Private Eye have always satirised the Prime Minister of the day. I have been reading Private Eye since the late 1970s and so remember "Dear Bill" (the letters allegedly written by Dennis Thatcher to Bill Deedes, "The Secret Diary of John Major (aged 47¾)" (the alleged diary of John Major) and "St. Albion Parish News" (the parish newspaper writings of Tony Blair and his team). All very funny but surpassed in terms of believability by "Prime Ministerial Decree" - a weekly "alleged" mock Stalinist decree by the "supreme leader" (Gordon Brown). The dictator hails the "Age of Change" and often attempts to revise history, making harsh attacks on the "discredited regime" of "former Comrade Blair". The current issue's entry is spectacular "Let us remember the immortal words of wisdom enshrined in the Little Brown Book: “When is a Constitution not a Constitution? It is when the Supreme Leader has decreed it to be so, in accordance with the wishes of the People which only he can know... Since I have now been chosen unanimously to express the will of the entire British people, such exercises in pseudo-democratic populism are mere futile charades unworthy of the age of change."

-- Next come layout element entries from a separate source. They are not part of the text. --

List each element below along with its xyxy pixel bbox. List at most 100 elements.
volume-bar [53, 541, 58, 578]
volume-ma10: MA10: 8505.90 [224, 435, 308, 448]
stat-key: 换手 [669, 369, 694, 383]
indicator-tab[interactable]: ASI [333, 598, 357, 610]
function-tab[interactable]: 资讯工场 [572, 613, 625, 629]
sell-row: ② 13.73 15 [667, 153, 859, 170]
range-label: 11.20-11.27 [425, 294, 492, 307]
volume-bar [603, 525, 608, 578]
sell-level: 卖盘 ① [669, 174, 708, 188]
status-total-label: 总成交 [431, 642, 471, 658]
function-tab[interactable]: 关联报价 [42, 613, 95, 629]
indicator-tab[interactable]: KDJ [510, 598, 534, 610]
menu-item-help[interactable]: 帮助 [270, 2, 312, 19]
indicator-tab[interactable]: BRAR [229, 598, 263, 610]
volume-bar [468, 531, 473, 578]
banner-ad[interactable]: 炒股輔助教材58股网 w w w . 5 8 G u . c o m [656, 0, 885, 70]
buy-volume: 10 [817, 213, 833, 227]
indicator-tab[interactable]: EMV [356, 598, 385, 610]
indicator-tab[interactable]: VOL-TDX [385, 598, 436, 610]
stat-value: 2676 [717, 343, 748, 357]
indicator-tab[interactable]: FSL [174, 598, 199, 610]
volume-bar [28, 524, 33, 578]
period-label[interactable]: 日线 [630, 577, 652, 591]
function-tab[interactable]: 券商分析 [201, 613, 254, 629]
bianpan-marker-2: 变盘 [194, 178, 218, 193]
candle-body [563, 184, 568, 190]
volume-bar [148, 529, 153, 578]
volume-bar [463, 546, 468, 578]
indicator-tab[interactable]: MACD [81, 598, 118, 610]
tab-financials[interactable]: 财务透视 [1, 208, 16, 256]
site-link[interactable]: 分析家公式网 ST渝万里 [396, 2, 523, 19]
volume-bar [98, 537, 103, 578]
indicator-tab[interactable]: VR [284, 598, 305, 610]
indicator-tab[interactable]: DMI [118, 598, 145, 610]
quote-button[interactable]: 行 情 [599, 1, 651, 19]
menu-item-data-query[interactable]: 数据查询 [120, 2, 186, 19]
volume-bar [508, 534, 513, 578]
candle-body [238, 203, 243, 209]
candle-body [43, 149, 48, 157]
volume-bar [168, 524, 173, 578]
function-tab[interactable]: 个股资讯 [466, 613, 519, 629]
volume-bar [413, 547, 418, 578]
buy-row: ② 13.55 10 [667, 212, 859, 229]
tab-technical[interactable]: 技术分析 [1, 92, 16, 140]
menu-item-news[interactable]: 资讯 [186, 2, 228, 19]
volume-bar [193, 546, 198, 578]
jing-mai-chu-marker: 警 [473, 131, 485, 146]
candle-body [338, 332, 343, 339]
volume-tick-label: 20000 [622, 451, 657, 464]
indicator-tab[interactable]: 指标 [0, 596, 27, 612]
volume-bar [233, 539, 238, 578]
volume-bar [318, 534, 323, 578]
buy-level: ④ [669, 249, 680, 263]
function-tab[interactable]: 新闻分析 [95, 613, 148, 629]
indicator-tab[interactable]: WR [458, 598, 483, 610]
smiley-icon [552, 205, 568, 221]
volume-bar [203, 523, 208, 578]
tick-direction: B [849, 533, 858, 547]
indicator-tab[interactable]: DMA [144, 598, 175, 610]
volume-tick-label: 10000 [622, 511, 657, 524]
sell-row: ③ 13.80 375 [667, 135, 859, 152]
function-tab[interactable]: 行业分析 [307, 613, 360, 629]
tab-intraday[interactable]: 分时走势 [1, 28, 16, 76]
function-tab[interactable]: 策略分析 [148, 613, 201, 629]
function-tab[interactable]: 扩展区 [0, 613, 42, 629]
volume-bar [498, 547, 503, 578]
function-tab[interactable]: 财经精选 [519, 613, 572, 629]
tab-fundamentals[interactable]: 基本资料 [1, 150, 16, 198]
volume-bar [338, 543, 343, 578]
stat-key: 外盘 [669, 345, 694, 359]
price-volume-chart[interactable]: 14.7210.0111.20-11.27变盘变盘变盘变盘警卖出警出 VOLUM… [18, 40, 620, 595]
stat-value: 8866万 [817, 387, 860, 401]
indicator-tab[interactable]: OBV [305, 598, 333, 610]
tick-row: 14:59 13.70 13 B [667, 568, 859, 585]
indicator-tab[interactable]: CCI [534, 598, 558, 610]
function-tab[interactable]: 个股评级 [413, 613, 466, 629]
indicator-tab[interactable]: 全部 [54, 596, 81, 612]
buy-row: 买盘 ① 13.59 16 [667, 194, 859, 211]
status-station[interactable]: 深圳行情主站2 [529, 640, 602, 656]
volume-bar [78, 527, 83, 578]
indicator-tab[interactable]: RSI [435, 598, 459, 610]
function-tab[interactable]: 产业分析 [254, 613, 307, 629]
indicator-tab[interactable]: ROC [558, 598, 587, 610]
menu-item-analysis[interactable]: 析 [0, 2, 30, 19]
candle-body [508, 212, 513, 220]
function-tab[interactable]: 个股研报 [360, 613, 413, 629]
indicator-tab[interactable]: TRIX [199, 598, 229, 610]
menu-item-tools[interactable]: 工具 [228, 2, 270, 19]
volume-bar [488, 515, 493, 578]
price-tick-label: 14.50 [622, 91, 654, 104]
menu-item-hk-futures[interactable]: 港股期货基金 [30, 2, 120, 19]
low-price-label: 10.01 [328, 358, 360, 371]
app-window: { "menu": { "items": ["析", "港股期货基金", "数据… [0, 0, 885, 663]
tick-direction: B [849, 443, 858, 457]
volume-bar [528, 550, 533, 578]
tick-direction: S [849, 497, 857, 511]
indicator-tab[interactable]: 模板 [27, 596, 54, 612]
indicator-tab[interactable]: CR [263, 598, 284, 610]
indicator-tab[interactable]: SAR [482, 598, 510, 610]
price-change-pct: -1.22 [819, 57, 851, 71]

Satire works best when it is believable and this is oh so believable. This issue includes the denunciation of the "Blairite Running Dog Gang of Four" ("the hated, corpulent aristocrat, the self-styled 'Lord Falconer', "the snivelling lickspittle Byers", the "one-time Trotskyite renegade Milburn" and the "obese former Party functionary Clarke". This is a required read.